Aptly titled for the vanity plate on what is essentially its main character – a shiny new tricked-out Lexus – H4Z4RD has a lot of talent behind the camera. Scripted by Cheap Thrills and 68 Kill’s Trent Haaga, there’s a madcap energy to the writing that’s hard to find in more mainstream genre fare, and with Cub’s Jonas Govaerts on directing duties, it’s a gorgeous, slick-looking journey to take too. Albeit one that sadly never quite seems to equate to the sum of its wickedly ambitious parts.

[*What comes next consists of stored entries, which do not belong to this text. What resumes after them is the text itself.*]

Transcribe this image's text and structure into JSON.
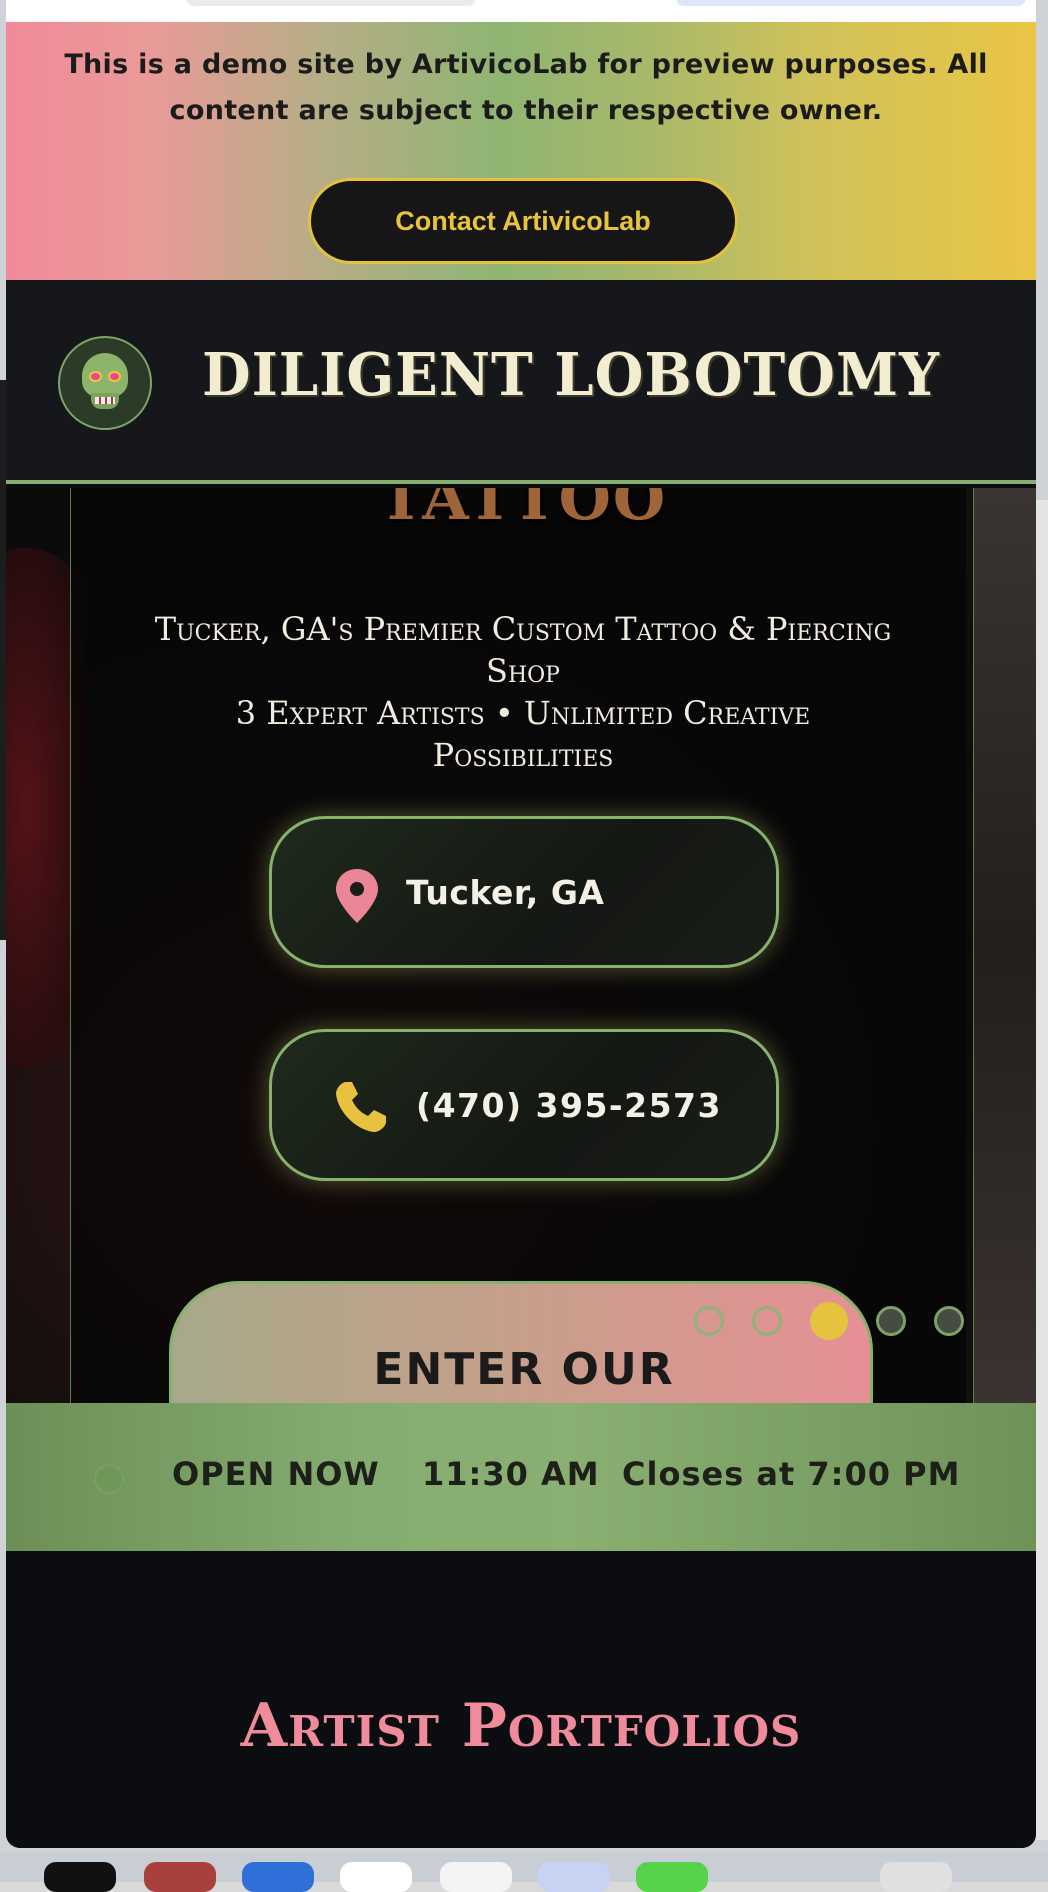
{
  "demo_banner": {
    "message": "This is a demo site by ArtivicoLab for preview purposes. All content are subject to their respective owner.",
    "contact_label": "Contact ArtivicoLab"
  },
  "header": {
    "brand": "DILIGENT LOBOTOMY"
  },
  "hero": {
    "heading_fragment": "TATTOO",
    "tagline_line1": "Tucker, GA's Premier Custom Tattoo & Piercing Shop",
    "tagline_line2": "3 Expert Artists • Unlimited Creative Possibilities",
    "location_label": "Tucker, GA",
    "phone_label": "(470) 395-2573",
    "enter_label": "ENTER OUR",
    "slides": {
      "count": 5,
      "active_index": 3
    }
  },
  "hours": {
    "status": "OPEN NOW",
    "time": "11:30 AM",
    "closing": "Closes at 7:00 PM"
  },
  "portfolio": {
    "title": "Artist Portfolios"
  },
  "colors": {
    "accent_green": "#86b26c",
    "accent_gold": "#e6c33f",
    "accent_pink": "#ef8b9a",
    "background_dark": "#16171a"
  },
  "icons": {
    "logo": "skull-icon",
    "location": "map-pin-icon",
    "phone": "phone-icon"
  }
}
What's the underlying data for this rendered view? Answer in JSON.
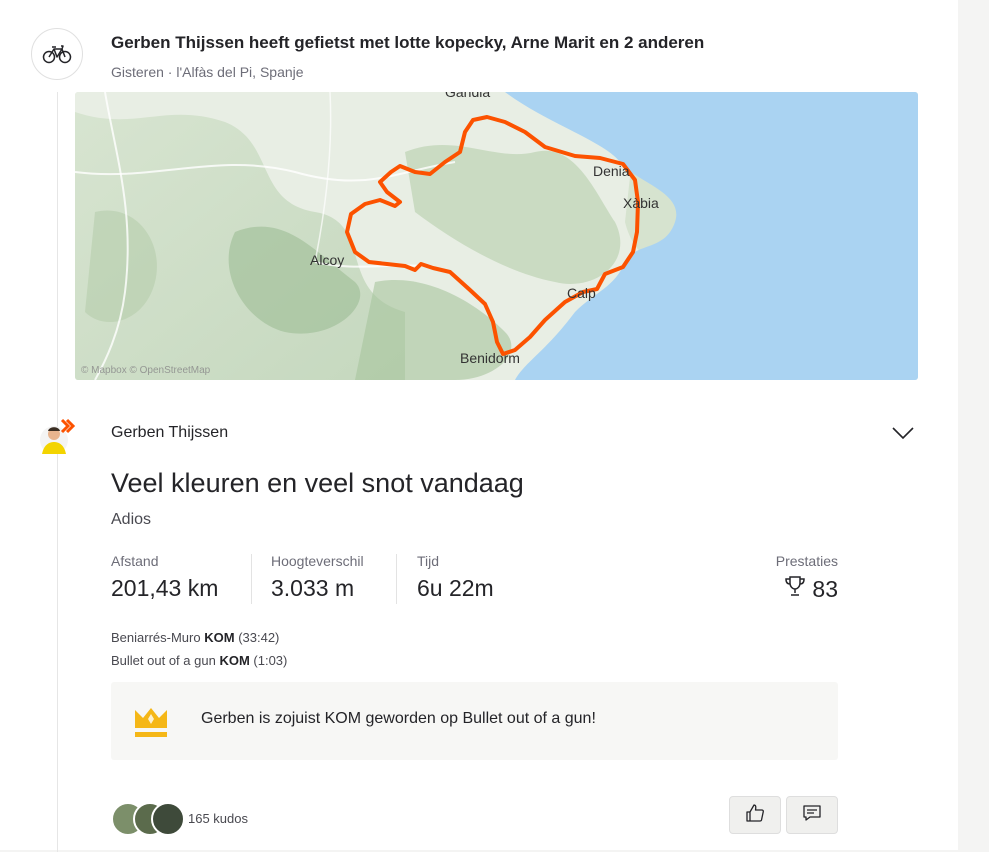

Electronic music star Dimitri ‘Vegas’ Thivaios makes his leading-man debut as Noah, a former getaway driver turned family man who finds himself dragged back into Antwerp’s seedy underbelly by his fresh-out-of-prison cousin Carlos (Jeroen Perceval). Naturally, there’s a drug heist on the cards, followed by a shootout, followed by Noah’s young daughter being ruthlessly kidnapped by some very bad people, and before he knows it, Noah finds himself thrust into a very messy deal to save his family, his future, but sadly not his car, from imminent destruction.

In fact, Haaga’s script makes it clear right from the off that H4Z4RD is planned as a very wild ride indeed, twinning the iconography of something like Drive with both the soundtrack and the “time is running out” spirit of Euro thriller Run Lola Run. Thivaios is fantastic as a very restrained wheelman, forever going where he doesn’t want to go; the condensed time-frame, with regular check-ins with the car’s on-board clock, is a smart, tension-ramping touch; and even the car itself is terrifically built, with Govaerts filling the film with cheeky little POVs from everything from the headlights to the exhaust pipe.

HazardThere’s a wild selection of wonderfully played, totally bananas sequences, too; one involving an erotically-charged run-in with a security guard is particularly squirm-inducing. But the reality of H4Z4RD is that it ironically never feels quite fast enough to ever fully take-off in the same thrilling way that it wants to.

The individual sequences, as slickly-staged as they are, are just that – individual – missing the connective tissue needed to string them together in a more meaningful way. The opening act is a surprisingly slow one, setting the stakes well, but already sacrificing some of that much-needed energy. And when Govaerts and Haaga do get the plot going fully, they play their best cards first, creating an unusual energy shift where the film oddly feels like it’s forever chasing a high it’s already delivered.

There’s some terrifically obvious set-ups in the script too, which often, sadly, don’t land with as much impact as you’d expect. So for a team that sets the bar exceedingly high early on, it ultimately just becomes a frustrating exercise in diminishing returns.

H4Z4RD is by all means a fun ride, and while its downward spiral does eventually make for a difficult final act, it’s at the very least a bold and adventurous attempt at something truly wild.

H4Z4RD was screened as part of Arrow Video FrightFest 2022.